- Theatrical release poster
- Directed by: Durai
- Written by: Durai
- Produced by: G. Lalitha
- Starring: Mohan Poornima Bhagyaraj Dilip
- Cinematography: V. Manohar
- Edited by: M. Vellaichamy R. Krishnamurthy
- Music by: T. Rajendar
- Production company: Sunitha Cini Arts
- Release date: 25 December 1981;
- Country: India
- Language: Tamil

= Kilinjalgal =

Kilinjalgal is a 1981 Indian Tamil-language romance film, written and directed by Durai. The film stars Mohan, Poornima Bhagyaraj and Dilip. It revolves around two lovers whose romance is opposed by their families due to differences in religion.

Kilinjalgal was released on 25 December 1981. The film was a silver jubilee hit and ran for 175 days at the box office. The film was remade in Hindi again by Durai as Do Gulab.

== Plot ==

Babu, a Hindu, falls in love with Julie, a Christian. However, both the families are against this love due to differences in religion. Despite heavy opposition, Babu and Julie remain adamant in their decision. Julie's father Stephen locks her in a room while Babu's father Manikkam also does not permit him to move out of his home. To everyone's shock, Julie commits suicide. Hearing this, Babu rushes to the crematorium and dies when Julie's corpse is being cremated.

== Soundtrack ==
The music was composed by T. Rajendar who also wrote the lyrics. The song "Vizhigal Medaiyam" is set in Revati raga.

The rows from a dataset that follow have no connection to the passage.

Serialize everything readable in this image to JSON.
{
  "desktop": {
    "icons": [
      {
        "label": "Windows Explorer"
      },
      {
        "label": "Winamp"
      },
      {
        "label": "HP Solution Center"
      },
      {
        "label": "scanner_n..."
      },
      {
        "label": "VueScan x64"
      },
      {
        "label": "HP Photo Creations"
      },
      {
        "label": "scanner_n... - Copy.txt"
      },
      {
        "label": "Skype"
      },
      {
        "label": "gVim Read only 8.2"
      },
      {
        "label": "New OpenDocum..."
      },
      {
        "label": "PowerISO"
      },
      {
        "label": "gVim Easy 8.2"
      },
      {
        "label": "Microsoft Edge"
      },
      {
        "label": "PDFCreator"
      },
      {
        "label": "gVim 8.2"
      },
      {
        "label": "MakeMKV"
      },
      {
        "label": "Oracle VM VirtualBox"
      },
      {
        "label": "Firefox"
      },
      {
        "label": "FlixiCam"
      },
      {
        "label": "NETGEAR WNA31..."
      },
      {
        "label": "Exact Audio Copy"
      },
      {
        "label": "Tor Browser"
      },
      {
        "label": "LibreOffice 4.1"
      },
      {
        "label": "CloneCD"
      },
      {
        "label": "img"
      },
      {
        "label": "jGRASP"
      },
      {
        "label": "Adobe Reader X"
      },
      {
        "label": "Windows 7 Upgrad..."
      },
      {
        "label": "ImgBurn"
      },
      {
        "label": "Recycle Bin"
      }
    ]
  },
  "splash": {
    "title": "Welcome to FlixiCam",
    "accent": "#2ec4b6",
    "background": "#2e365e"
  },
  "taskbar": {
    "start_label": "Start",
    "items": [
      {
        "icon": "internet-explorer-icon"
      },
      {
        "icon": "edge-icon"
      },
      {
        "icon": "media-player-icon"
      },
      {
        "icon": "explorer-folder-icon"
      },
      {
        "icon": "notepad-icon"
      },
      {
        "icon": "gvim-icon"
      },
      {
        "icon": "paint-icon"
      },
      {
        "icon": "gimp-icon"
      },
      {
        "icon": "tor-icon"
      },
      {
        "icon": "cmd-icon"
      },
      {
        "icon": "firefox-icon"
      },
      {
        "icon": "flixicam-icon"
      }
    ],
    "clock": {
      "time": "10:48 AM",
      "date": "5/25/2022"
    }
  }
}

| Song | Singers | Length |
|---|---|---|
| "Kilai Ella Marangalil Nizhal" | P. Jayachandran | 04:33 |
| "Vizhigal Meydaiyam Imaigal" | Dr. Kalyan T Subrahmanyam, S. Janaki | 04:37 |
| "Azhaginil Vilainthadu Mazhaienil" | S. P. Balasubrahmanyam | 04:31 |
| "Chinna Chinna Kanna Sethi Sollum" | P. Susheela | 04:17 |

== Release and reception ==
Kilinjalgal was released on 25 December 1981. Nalini Sastry of Kalki called the story outdated. The film was a silver jubilee hit and ran for 175 days at the box office.